I'm using timml in a Jupyterlab notebook for my modeling course. Several students have the conda install fail because there is no compatible version of numba. Can anyone offer a suggestion as to how I can correct this?

Thank you!

dbrakenhoff commented 1 month ago

Hi @kelsonengineering, that sounds annoying. My first guess would be to attempt to install an older verison of numpy. Perhaps you could try conda install numpy=1.26.4 or 2.0.2? Then try reinstalling TimML.

But to really answer your question, we'd need a bit more information about the systems the installation is failing on (which OS, and python+package versions). If you're able, could you post some of that information here and we can take a look.

mbakker7 commented 1 month ago

If you could give Python, numpy and numba versions, we will investigate. I always tell the students to do a pip install and haven't run into any problems yet, but we just had a new release which works with the latest numpy.

kelsonengineering commented 1 month ago

Hi Mark!

I've solved the issue. We're using JupyterLab Desktop, which is a pretty good "batteries included" UI for JupyterLab. It has an environment manager, which wants to utilize conda by default, although venv virtual environments are supported. In JupyterLab Desktop, you use the Environment Manager to create the venv, supplying numba, numpy, and timml as Additional Packages, and it works fine. Tested on MacOS, Windows (both Intel and ARM), and Linux on Intel.

After a lot of fiddling around, it appears that conda pins timml to numpy-2.0.2+, and for some systems there isn't a comptible conda package for numba.

Warning - off topic, but not ready to post yet...

Has anyone ever implemented a "river" type line sink in timml? I've reviewed the solver code and it doesn't look too hard. It's really common in the midwest to have percolating rivers and I need them for the term project. If it isn't done already, I'll hack it together and send a PR. If I find time, I might even add the streamflow routing code like ModAEM and GFLOW.

Also, I made a tiny change to my local timml, and it runs black on the Python file after writing the model out to disk. This could also use ruff, but I didn't implement that. Basically, if you have black in your PATH, it all happens automagically. I'll add ruff support and send a PR on that also. It makes the generated code so much more readable.

Thanks! Vic

mbakker7 commented 1 month ago

Hey Vic,

Thanks for solving this problem. What exactly is the solution when using Jupyter Desktop? Does it only work after you create a virtual environment with venv?
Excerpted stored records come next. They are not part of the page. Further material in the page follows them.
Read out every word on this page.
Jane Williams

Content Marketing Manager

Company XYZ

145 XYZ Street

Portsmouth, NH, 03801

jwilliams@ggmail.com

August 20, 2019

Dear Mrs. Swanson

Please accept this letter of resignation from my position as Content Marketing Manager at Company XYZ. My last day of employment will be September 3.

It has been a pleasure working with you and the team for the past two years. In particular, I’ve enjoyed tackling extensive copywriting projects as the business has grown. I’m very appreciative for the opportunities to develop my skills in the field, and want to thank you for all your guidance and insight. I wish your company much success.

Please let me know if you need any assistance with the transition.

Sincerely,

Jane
Interesting that you use JupyterDesktop for the students. I have thought about that, as it has many advantages. Any downsides?
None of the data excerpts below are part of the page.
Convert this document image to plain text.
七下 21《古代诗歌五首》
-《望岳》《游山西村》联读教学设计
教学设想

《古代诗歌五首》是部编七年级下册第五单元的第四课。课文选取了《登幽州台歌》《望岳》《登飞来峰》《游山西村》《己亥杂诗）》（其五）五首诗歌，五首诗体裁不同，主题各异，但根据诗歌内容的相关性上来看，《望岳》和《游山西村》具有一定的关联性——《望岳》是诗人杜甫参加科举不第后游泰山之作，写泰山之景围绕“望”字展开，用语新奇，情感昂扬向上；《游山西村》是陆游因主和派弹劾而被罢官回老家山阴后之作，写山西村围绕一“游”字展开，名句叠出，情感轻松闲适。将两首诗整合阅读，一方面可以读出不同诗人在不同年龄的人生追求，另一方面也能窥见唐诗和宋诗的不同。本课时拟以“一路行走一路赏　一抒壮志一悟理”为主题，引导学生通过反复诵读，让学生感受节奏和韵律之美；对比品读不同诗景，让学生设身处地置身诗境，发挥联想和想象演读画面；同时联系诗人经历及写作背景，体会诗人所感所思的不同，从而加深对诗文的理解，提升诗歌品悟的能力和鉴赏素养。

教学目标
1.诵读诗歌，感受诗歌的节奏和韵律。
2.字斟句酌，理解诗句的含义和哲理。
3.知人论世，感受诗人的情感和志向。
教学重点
Regarding your off-topic question of a river element. We would definitely welcome a PR for that. How do you want to solve the nonlinear system?

I am not sure I understand the last suggestion. You write a TimML model and it automatically runs ruff/black? Another option would be to install a Jupyter plugin for that, or are those not available on JupyterDesktop?

Good to hear from you and thanks for the contributions!